Indeed, access to renewable energy at affordable prices has become a stumbling block for European steel industry decarbonization efforts.

Between 40 million and 50 million tonnes per year of new green steelmaking capacity – using just electric-arc furnaces (EAFs), or EAFs and direct reduced iron (DRI) – is expected to come online in Europe over 2025-30, Fastmarkets’ research team has estimated.

Currently, about 55% of steel in Europe is produced via the blast furnace-basic oxygen furnace (BF-BOF) route, while around 45% of European steel is manufactured using the EAF route. This figure is projected to increase to roughly 57% while the EU transitions to cleaner technologies in pursuit of its net-zero emissions target by 2050.

Moving to the DRI/EAF production route, however, raises concerns in the European market, notably regarding energy efficiency.

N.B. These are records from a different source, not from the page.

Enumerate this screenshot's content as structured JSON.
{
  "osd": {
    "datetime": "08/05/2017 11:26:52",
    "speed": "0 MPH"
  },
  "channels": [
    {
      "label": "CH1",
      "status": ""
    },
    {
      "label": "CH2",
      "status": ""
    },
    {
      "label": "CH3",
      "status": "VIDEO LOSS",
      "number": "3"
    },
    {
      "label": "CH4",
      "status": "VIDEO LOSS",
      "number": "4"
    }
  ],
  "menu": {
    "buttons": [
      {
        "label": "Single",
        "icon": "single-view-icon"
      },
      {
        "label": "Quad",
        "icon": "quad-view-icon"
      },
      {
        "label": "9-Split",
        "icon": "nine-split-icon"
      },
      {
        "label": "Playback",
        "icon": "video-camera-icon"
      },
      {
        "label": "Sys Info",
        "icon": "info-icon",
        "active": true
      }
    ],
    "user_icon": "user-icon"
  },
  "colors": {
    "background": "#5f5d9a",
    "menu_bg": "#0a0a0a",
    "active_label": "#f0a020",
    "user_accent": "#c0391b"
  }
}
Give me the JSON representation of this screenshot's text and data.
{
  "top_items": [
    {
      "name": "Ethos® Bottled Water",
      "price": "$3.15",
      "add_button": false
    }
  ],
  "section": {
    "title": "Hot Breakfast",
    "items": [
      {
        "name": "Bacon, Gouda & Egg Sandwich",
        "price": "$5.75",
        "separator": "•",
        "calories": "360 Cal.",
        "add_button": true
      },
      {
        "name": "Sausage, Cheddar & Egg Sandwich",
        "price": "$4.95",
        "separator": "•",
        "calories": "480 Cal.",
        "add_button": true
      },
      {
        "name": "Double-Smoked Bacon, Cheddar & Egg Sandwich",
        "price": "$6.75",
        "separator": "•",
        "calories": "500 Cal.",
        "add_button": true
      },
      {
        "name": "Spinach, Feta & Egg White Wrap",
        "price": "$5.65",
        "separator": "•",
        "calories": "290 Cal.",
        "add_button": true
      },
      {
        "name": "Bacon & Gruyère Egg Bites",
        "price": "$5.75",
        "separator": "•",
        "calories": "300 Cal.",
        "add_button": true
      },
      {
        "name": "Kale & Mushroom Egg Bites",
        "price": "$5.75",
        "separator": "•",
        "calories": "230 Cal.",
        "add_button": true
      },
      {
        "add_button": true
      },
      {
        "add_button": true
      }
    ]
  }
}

While BF-BOFs use 0.05MWh per tonne of steel production, EAFs use 0.45MWh per tonne of steel, a mill source has estimated. This makes EAFs as much as 10 times less energy efficient as BOFs.

“We need sufficient renewable energy at affordable prices to be able to decarbonize,” a second mill source said.

Electricity prices in Europe continue to be much higher than in many other parts of the world. Industrial rates frequently surpass €100 ($106) per MWh, whereas costs in regions such as the US and China are often closer to €30-50 per MWh. This disparity creates a serious competitiveness challenge for energy-intensive sectors such as steel production.

Producer sources have warned that, even taking into account the costs of the EU’s Carbon Border Adjustment Mechanism (CBAM), imports still might be more competitive than Europe-made steel. considering the “enormous” disparity in electricity costs.

European steel association Eurofer, meanwhile, said that it was too early to comment on the CISAF and its effect on markets.

“[CISAF] is an extremely complex piece of legislation which requires an in-depth assessment together with our members to fully understand the effect it will have on the sector. Therefore we are still examining it,” Eurofer’s spokesperson told Fastmarkets on June 26.

Silicon
Other metal production is also deeply affected by energy cost inputs. Silicon metal’s uses extend from silicone chemicals in white goods, to high-purity polysilicon for solar panels and semiconductors, and it is particularly heavily affected by energy costs.

The EU imposes an anti-dumping duty on silicon metal imports from China, but even after that duty, market participants tell Fastmarkets that China-origin material trades in the EU at prices not economically viable for European producers.

“Silicon metal is highly energy-intensive, with electricity prices being a major cost driver, often accounting for a significant share of total production costs,” Fastmarkets analyst Emre Uzun said. “In that sense, European producers are particularly sensitive to energy prices, whereas in the US and China, the effect is lessened due to the greater availability of low-cost energy.”

In the silicon market, there was also concern about uneven state aid. One long-time silicon market trader predicted that larger, wealthier countries would be able to be vastly more generous with their subsidies than smaller countries, contributing to a less balanced market.

And in silicon, poor conditions in the market could undermine the supply-side support measure.

“The effect will be very small,” the silico trader said. “Because of the general situation in the market, there is [heavily reduced] consumption in Europe.”